Une décision stratégique mais risquée pour Mirafiori

    Le transfert annoncé des activités de Maserati de l’usine historique de Mirafiori vers le nouveau site de Modène marque une étape majeure dans la recomposition du groupe Stellantis. Si cette relocalisation vise à rationaliser la production, à rapprocher l’assemblage des motorisations et à bénéficier d’infrastructures plus récentes, elle suscite également de nombreuses interrogations quant à l’avenir industriel et social de la région piémontaise. Dans cet arbitrage, le constructeur italien semble prêt à abandonner un site centenaire, mais à quel prix ?

    Enjeu humain : 380 emplois menacés chez Lear

    Au cœur de cette décision se trouve Lear Corporation, fournisseur clé de Maserati pour les systèmes de sièges et d’électronique embarquée. Basée à Mirafiori, l’usine emploie environ 380 salariés chargés d’installer et de tester les éléments intérieurs des modèles haut de gamme. Avec le déménagement programmé à Modène, ces employés se retrouvent sans visibilité : fermetures de lignes, suppressions de postes et rupture des contrats de sous-traitance sont redoutées pour les mois à venir.

    • 380 travailleurs concernés par une possible cessation d’activité.
    • Risques de transfert partiel ou total des équipements vers Modène.
    • Incidence directe sur l’économie locale et le tissu social de Turin.
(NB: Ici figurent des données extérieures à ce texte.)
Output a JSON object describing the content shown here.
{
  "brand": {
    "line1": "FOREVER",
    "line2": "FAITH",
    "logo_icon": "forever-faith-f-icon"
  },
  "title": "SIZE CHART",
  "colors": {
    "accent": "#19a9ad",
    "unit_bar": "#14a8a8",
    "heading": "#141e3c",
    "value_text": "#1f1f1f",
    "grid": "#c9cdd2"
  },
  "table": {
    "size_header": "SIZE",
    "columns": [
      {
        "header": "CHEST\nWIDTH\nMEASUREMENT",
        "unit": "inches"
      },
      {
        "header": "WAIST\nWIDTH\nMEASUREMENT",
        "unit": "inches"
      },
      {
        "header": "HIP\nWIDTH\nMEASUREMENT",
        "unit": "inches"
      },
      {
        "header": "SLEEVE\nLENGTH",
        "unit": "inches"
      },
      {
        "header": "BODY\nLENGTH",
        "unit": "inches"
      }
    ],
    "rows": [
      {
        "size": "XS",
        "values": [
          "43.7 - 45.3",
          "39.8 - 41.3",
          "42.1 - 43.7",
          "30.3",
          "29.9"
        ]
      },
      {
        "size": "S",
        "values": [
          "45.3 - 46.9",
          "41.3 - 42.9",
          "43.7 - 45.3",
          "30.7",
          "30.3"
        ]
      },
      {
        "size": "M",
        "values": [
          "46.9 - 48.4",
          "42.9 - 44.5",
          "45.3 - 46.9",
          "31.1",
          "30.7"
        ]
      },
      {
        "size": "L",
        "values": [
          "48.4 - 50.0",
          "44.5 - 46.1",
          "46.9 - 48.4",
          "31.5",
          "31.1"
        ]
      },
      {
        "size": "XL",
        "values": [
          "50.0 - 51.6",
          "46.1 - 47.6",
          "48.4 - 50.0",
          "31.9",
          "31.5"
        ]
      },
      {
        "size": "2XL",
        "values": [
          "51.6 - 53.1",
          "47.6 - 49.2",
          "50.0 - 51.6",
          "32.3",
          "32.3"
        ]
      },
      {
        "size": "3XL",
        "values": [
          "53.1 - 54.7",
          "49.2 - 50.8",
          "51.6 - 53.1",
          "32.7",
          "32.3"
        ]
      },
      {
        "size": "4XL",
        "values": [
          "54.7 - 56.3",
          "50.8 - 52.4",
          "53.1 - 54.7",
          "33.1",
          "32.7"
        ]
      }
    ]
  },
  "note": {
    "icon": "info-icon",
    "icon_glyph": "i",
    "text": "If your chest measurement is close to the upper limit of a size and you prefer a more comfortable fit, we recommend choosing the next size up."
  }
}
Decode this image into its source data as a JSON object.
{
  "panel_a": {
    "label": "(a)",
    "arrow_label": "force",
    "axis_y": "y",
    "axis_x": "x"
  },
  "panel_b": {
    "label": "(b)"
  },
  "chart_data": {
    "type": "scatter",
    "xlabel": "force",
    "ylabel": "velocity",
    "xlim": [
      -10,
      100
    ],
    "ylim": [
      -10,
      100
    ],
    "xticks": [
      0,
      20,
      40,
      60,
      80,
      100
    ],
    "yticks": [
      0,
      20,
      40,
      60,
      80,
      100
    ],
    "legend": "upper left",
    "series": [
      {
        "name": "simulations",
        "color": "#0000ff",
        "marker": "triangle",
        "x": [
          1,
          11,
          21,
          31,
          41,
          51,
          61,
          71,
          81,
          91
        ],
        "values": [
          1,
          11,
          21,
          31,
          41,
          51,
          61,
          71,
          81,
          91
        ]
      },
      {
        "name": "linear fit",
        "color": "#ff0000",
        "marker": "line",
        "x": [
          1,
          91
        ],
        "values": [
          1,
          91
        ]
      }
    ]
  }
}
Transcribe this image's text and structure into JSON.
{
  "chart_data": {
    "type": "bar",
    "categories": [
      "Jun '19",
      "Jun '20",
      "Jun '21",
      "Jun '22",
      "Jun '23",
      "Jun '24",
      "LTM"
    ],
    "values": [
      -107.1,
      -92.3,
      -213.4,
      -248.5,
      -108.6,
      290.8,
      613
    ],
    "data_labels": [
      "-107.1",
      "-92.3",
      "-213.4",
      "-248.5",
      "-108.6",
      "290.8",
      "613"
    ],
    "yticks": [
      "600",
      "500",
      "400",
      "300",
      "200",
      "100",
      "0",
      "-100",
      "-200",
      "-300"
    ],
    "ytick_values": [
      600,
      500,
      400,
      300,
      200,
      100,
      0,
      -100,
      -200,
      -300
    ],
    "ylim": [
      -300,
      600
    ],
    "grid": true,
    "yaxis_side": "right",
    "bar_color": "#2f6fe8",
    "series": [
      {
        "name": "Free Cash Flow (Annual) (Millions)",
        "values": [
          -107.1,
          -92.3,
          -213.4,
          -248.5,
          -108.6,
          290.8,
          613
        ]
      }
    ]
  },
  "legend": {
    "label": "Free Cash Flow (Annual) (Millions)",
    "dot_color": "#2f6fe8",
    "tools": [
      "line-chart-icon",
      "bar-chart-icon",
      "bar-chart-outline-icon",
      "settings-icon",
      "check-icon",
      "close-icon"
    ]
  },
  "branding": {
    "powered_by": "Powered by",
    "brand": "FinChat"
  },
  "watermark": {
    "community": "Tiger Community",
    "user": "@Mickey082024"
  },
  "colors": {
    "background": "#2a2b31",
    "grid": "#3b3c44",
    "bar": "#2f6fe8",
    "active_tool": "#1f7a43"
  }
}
    Mobilisation syndicale et appels aux pouvoirs publics

    Face à ce scénario, les syndicats ont rapidement réagi, réclamant la tenue d’instances de concertation et l’intervention des autorités. CGIL, CISL et UIL ont lancé une alerte sur le risque de désertification industrielle de Mirafiori et exigé des garanties de maintien de l’emploi. Ils plaident pour un « plan de reconversion » ou une possible relocalisation d’autres activités sur le site. Les représentants des salariés demandent également des mesures de soutien pour accompagner la formation professionnelle des ouvriers et leur reclassement éventuel.

    Conséquences économiques pour la région turinoise

    La fermeture partielle ou totale de l’usine Lear aurait un effet domino dans la chaîne de sous-traitance locale. De nombreux petits fournisseurs de composants et prestataires logistiques dépendent directement de cette ligne de production. Un arrêt imprévu pourrait se traduire par une baisse significative du chiffre d’affaires pour ces acteurs, fragilisant des PME déjà soumises à la concurrence internationale et aux fluctuations de la demande automobile.

    • Réduction probable des commandes auprès des sous-traitants locaux.
    • Diminution du trafic routier et ferroviaire pour les livraisons quotidiennes.
    • Impact négatif sur les services de proximité (restauration, commerce de détail, transport).

    Scénarios de reconversion et perspectives pour les salariés

    Pour limiter l’onde de choc sociale, plusieurs pistes sont évoquées :

    • Redéploiement sur d’autres lignes Stellantis à Mirafiori ou dans la région.
    • Création d’un pôle dédié à la mobilité électrique ou aux nouvelles motorisations.
    • Formation accélérée en maintenance automobile avancée et robotique industrielle.

    Les syndicats négocient également des indemnités de départ et des dispositifs de chômage partiel pour amortir la transition. La capacité des pouvoirs publics à soutenir ces mesures pourrait faire la différence entre une relance maîtrisée et une crise sociale prolongée.

    Leçons pour l’industrie automobile italienne

    Cette affaire rappelle que la réorganisation des sites de production doit impérativement intégrer la dimension humaine et territoriale. Si la recherche d’efficience opérationnelle est indispensable pour rester compétitif sur un marché globalisé, le coût social d’un tel changement ne doit pas être ignoré. Les entreprises et l’État doivent coopérer pour anticiper les conséquences, favoriser l’innovation locale et préserver le savoir-faire historique qui a fait la renommée du secteur automobile italien.

    Suivi et prochaines étapes

    Dans les prochaines semaines, plusieurs réunions sont programmées entre représentant·e·s de Maserati, de Lear, des syndicats et des institutions régionales. Un comité de suivi doit être mis en place pour examiner les propositions de reconversion et suivre l’évolution des négociations. L’enjeu est double : concilier les impératifs industriels de la marque de luxe et garantir un avenir professionnel décent pour les 380 salarié·e·s touché·e·s par cette décision.

    Un exemple à méditer pour l’ensemble du secteur

    Alors que l’automobile se réinvente entre électrification et digitalisation, le cas de Mirafiori souligne l’importance de l’équilibre entre innovation technologique et responsabilité sociale. Les acteurs de la filière sont invités à réfléchir à des modèles de production plus durables, intégrant la formation continue des ouvriers et le développement économique des territoires. C’est ainsi que l’industrie pourra allier performance et cohésion, pour garantir une transition sans perdre le capital humain qui constitue son premier atout.